SweetOps #sre for September, 2019

Cheers. We’re using kube-prometheus (jsonnet) and that project has it as a first class extension so should be fine. Just waiting for s3. Then if we can move our logs from elastic to Loki we’re laughing. Use object storage instead of managing redundancy at block layer.

Jeremy G (Cloud Posse)

05:42:38 AM

I notice that the CoreOS Prometheus lists Thanos as a write-only backend.

Erik Osterman (Cloud Posse)

06:07:55 PM

@Jeremy G (Cloud Posse)

Jeremy G (Cloud Posse)

08:37:10 PM

@Erik Osterman (Cloud Posse) I have to wonder how good the performance is and how expensive (real money) it is to use against an S3 back end, but otherwise it looks good on paper. Maybe get @webb to try it to solve the Kubecost history storage problem

webb

10:03:11 PM

@Jeremy G (Cloud Posse) @asmito we did a deep dive ~2 months ago. Our view was… very promising project but we felt that some of the scaling issues were going to be hard for us to go over. We’re ingesting 100k+ metrics per min. We plan to revisit it soon. Happy to share more detail if it would be helpful.

Jeremy G (Cloud Posse)

10:05:27 PM

Yes, please do share some details. Is the bottleneck the performance of S3 or something else?
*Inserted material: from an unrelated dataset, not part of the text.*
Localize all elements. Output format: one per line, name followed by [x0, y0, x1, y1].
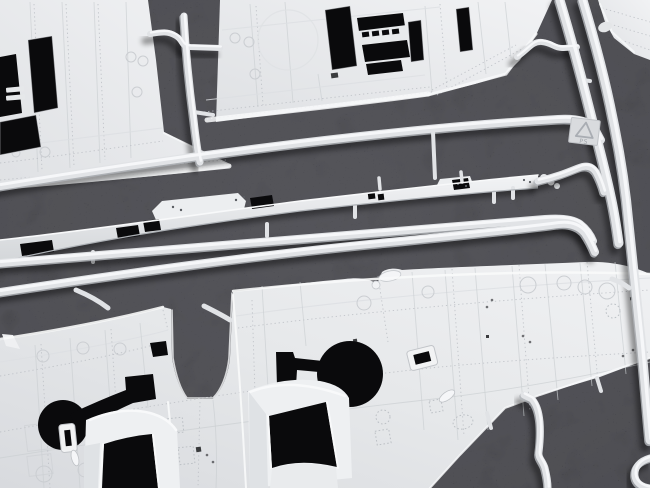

Did you find a threshold rate of metrics that went from acceptable performance to not?

webb

10:29:12 PM

I’m sorry – I just tried to reference our notes from this experiment and I may have been mistaken actually… while we don’t have exact results on hand today, it looks like our notes show that we needed a more expressive query language for the range/scale of data we were querying. We had a general question mark around scale given that Thanos is a sandbox project, but it looks like there are no specific notes around hitting bottlenecks. My apologies. I expect we’ll revisit this soon, but for now we’re using the Postgres adapter.

2019-09-14

Erik Osterman (Cloud Posse)

11:52:17 PM

https://github.com/spotahome/service-level-operator

spotahome/service-level-operator

Manage application’s SLI and SLO’s easily with the application lifecycle inside a Kubernetes cluster - spotahome/service-level-operator

kskewes

02:22:48 AM

Great share! Looks very interesting. Neat to have multi burn rate defined too. There’s a semi recent SoundCloud blog talking about how they do it with vanilla Prometheus using recording rules etc.

spotahome/service-level-operator

Manage application’s SLI and SLO’s easily with the application lifecycle inside a Kubernetes cluster - spotahome/service-level-operator

Erik Osterman (Cloud Posse)

05:08:49 AM

I’m eager to try this one out. Love how apps can easily define their own SLI/SLO by defining a CRD.